To get an excellent score in the IELTS Task 2 writing section, one of the easiest and most effective tips is structuring your writing in the most solid format. A great argument essay structure may be divided to four paragraphs, in which comprises of four sentences (excluding the conclusion paragraph, which comprises of three sentences).

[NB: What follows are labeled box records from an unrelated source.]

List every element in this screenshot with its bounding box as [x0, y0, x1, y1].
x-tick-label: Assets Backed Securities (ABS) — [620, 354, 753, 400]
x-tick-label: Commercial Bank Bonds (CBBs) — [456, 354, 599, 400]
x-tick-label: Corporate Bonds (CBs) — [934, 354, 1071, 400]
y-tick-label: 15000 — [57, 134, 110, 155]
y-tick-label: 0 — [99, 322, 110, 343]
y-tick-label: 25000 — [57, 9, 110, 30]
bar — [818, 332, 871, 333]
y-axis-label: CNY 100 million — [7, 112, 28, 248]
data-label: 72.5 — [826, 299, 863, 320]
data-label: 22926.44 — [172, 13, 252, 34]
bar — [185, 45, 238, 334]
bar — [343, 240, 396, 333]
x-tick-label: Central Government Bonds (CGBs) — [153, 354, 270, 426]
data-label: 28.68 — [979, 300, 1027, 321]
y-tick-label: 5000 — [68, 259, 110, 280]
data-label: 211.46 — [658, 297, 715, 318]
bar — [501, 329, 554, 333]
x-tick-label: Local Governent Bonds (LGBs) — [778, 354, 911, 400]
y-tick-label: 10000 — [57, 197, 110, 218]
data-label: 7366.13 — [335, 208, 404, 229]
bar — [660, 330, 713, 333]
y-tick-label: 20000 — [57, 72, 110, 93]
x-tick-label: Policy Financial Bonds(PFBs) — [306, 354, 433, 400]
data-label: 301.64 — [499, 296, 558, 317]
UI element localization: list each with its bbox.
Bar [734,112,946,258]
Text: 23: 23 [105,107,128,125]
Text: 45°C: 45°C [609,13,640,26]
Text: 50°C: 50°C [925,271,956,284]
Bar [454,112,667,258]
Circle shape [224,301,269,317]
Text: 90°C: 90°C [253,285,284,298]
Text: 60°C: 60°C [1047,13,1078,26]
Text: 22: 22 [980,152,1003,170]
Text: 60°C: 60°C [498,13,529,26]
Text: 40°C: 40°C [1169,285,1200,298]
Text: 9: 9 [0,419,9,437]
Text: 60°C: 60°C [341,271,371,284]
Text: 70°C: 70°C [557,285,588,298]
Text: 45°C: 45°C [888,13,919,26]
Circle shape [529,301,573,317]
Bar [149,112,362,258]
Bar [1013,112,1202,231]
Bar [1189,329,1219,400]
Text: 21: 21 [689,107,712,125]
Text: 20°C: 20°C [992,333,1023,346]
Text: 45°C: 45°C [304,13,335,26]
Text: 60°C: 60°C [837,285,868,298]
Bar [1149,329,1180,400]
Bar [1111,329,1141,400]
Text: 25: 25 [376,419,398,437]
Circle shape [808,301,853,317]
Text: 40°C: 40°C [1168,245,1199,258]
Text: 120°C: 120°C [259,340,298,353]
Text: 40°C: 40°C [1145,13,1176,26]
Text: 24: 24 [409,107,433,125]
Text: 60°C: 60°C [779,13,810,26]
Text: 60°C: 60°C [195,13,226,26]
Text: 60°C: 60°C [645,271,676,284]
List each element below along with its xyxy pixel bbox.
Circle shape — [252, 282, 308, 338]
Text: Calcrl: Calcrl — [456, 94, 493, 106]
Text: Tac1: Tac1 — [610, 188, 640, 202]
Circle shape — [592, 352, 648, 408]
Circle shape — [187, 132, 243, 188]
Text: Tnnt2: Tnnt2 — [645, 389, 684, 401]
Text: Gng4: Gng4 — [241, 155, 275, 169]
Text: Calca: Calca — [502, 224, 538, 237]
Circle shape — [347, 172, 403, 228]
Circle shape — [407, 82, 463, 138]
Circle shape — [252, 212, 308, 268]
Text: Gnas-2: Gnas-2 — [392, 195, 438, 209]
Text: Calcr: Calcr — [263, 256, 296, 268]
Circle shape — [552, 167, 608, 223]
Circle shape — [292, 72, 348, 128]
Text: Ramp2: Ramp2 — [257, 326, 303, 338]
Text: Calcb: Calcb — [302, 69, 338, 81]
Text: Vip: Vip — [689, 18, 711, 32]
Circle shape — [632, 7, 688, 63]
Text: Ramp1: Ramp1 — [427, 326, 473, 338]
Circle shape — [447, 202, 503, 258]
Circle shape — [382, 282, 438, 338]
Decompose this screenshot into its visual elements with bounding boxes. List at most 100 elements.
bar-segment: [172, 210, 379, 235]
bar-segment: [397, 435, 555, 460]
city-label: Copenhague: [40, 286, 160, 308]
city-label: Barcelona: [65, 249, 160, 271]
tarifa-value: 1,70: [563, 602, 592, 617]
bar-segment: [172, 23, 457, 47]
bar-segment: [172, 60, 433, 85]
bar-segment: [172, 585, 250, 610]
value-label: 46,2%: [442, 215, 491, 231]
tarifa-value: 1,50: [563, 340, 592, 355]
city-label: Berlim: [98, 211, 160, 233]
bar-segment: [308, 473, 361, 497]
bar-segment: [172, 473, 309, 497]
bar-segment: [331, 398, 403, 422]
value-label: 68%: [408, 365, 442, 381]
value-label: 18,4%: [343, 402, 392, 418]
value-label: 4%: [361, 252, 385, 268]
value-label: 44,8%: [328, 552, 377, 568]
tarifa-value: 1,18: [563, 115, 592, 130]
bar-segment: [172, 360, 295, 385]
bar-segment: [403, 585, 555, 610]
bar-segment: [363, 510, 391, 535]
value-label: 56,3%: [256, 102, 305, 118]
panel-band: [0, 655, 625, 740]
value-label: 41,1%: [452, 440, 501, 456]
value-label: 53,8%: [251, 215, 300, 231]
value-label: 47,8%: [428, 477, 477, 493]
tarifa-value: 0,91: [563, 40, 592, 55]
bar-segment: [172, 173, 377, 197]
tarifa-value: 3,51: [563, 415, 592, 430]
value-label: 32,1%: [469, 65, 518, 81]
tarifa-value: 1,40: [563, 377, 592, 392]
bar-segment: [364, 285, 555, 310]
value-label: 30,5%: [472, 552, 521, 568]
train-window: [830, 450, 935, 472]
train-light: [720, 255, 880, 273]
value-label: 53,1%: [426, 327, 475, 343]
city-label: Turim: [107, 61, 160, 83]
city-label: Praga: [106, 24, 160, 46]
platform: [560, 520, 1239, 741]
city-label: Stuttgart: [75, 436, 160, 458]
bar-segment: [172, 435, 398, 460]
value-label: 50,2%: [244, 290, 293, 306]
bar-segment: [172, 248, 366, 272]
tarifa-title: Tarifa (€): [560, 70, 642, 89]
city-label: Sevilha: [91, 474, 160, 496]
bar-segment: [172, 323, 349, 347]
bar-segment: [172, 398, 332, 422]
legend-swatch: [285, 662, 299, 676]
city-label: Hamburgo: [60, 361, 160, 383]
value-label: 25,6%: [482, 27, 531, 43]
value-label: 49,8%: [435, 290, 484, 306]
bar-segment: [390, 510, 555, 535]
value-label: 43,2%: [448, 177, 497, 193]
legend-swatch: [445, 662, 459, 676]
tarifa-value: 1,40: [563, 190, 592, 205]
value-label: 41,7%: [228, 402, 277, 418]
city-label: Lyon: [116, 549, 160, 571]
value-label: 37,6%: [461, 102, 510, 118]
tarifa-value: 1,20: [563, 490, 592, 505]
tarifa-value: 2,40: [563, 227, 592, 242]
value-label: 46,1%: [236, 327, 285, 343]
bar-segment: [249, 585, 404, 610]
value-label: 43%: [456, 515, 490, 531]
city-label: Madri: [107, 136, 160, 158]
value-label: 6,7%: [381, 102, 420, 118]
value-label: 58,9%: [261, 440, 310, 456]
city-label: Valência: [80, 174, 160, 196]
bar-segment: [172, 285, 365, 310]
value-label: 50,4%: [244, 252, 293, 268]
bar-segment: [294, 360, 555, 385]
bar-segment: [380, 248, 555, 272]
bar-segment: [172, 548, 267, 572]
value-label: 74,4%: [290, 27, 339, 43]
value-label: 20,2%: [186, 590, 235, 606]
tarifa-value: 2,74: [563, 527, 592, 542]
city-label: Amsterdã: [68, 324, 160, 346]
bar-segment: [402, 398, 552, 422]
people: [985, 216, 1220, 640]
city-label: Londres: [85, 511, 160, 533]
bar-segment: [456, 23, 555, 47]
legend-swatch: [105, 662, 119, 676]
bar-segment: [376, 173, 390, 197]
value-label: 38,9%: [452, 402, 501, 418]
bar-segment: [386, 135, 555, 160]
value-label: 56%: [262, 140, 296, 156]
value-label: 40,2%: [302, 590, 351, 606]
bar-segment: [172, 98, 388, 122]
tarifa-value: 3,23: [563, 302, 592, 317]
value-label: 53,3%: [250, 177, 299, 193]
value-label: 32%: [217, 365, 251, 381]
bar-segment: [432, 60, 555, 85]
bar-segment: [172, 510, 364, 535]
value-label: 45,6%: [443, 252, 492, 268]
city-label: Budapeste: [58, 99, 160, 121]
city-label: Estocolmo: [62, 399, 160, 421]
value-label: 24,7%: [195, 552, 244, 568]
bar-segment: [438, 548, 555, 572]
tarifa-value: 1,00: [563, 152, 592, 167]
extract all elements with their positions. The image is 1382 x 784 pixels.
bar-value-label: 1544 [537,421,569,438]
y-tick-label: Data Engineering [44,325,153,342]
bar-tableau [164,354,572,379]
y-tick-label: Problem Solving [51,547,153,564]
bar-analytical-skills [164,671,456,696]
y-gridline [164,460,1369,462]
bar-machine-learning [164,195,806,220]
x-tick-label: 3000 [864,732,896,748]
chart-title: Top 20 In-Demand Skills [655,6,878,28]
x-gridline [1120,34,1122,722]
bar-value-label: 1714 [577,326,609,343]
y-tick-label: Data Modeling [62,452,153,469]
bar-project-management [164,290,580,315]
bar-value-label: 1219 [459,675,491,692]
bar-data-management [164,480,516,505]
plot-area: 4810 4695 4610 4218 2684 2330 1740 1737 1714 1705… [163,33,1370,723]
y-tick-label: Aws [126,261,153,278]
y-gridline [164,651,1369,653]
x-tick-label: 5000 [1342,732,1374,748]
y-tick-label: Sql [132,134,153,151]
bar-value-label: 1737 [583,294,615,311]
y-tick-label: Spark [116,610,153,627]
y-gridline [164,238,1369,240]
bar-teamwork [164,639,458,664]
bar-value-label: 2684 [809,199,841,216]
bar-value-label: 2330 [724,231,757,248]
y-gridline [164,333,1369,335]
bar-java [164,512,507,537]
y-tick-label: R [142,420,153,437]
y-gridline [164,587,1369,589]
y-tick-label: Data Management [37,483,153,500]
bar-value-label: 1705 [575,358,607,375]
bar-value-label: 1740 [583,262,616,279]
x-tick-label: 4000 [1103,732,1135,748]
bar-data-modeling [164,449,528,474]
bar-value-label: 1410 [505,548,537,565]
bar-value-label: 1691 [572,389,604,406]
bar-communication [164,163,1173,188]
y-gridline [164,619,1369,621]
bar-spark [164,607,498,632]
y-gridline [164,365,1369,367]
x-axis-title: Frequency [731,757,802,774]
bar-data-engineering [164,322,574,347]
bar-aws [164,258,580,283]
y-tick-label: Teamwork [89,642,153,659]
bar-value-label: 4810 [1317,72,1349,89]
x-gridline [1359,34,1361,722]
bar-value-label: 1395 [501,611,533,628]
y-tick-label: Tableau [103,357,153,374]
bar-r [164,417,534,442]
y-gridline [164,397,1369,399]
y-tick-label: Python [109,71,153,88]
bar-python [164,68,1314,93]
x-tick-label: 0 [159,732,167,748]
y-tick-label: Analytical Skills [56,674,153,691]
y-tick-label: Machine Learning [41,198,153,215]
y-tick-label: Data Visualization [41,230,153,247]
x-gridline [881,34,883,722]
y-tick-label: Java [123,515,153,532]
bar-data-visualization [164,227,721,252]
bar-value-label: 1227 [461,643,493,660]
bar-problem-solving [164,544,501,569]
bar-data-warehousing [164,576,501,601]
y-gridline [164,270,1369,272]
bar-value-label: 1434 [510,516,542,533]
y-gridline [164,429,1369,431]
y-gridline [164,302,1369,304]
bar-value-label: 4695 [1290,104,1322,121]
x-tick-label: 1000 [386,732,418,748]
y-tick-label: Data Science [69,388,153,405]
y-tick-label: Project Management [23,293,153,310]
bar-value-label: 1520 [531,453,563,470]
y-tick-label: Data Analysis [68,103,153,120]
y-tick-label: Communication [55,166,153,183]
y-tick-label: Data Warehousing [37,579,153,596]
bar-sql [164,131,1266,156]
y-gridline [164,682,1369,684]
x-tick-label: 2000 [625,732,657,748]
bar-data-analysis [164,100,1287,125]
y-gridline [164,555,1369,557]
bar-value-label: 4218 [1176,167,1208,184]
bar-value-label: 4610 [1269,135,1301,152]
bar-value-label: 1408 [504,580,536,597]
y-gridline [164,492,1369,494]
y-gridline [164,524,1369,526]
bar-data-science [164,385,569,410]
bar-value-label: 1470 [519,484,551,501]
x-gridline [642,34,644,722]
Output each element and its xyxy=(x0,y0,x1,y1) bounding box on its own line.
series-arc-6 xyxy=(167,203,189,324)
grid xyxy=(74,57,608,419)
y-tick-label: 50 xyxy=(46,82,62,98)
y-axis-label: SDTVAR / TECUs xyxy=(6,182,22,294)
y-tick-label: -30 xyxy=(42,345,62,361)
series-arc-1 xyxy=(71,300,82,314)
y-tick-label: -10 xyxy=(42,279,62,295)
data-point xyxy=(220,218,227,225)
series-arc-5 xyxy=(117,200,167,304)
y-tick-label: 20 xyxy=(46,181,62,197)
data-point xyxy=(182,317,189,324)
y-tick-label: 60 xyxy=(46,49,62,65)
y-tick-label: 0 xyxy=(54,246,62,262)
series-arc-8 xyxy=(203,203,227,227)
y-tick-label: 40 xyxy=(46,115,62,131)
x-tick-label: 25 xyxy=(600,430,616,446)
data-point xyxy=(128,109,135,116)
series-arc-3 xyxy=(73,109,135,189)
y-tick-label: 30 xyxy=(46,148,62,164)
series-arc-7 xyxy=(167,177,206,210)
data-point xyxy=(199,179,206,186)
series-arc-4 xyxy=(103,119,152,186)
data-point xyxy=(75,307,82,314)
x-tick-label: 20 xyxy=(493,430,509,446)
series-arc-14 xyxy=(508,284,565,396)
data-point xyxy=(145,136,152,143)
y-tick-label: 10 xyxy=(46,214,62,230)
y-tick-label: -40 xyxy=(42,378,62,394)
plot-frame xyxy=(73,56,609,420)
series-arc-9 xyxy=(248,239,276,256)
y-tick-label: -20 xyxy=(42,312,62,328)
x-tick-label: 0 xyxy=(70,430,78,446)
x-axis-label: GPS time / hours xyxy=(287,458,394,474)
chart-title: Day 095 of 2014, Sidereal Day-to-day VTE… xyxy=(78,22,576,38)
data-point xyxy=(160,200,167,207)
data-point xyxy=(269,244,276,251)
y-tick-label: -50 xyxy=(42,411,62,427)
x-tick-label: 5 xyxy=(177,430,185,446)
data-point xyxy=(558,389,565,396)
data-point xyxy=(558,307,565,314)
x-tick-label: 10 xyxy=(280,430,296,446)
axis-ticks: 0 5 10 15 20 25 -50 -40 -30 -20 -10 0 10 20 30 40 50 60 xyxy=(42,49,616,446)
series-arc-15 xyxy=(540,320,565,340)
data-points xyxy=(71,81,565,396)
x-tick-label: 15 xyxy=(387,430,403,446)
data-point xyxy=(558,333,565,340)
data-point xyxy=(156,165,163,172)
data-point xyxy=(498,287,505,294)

For we to consider an essay structure a great one, it should be looking like this:

  • Paragraph 1 - Introduction
    • Sentence 1 - Background statement
    • Sentence 2 - Detailed background statement
    • Sentence 3 - Thesis
    • Sentence 4 - Outline sentence
  • Paragraph 2 - First supporting paragraph
    • Sentence 1 - Topic sentence
    • Sentence 2 - Example
    • Sentence 3 - Discussion
    • Sentence 4 - Conclusion
  • Paragraph 3 - Second supporting paragraph
    • Sentence 1 - Topic sentence
    • Sentence 2 - Example
    • Sentence 3 - Discussion
    • Sentence 4 - Conclusion
  • Paragraph 4 - Conclusion
    • Sentence 1 - Summary
    • Sentence 2 - Restatement of thesis
    • Sentence 3 - Prediction or recommendation

Our recommended essay structure above comprises of fifteen (15) sentences, which will make your essay approximately 250 to 275 words.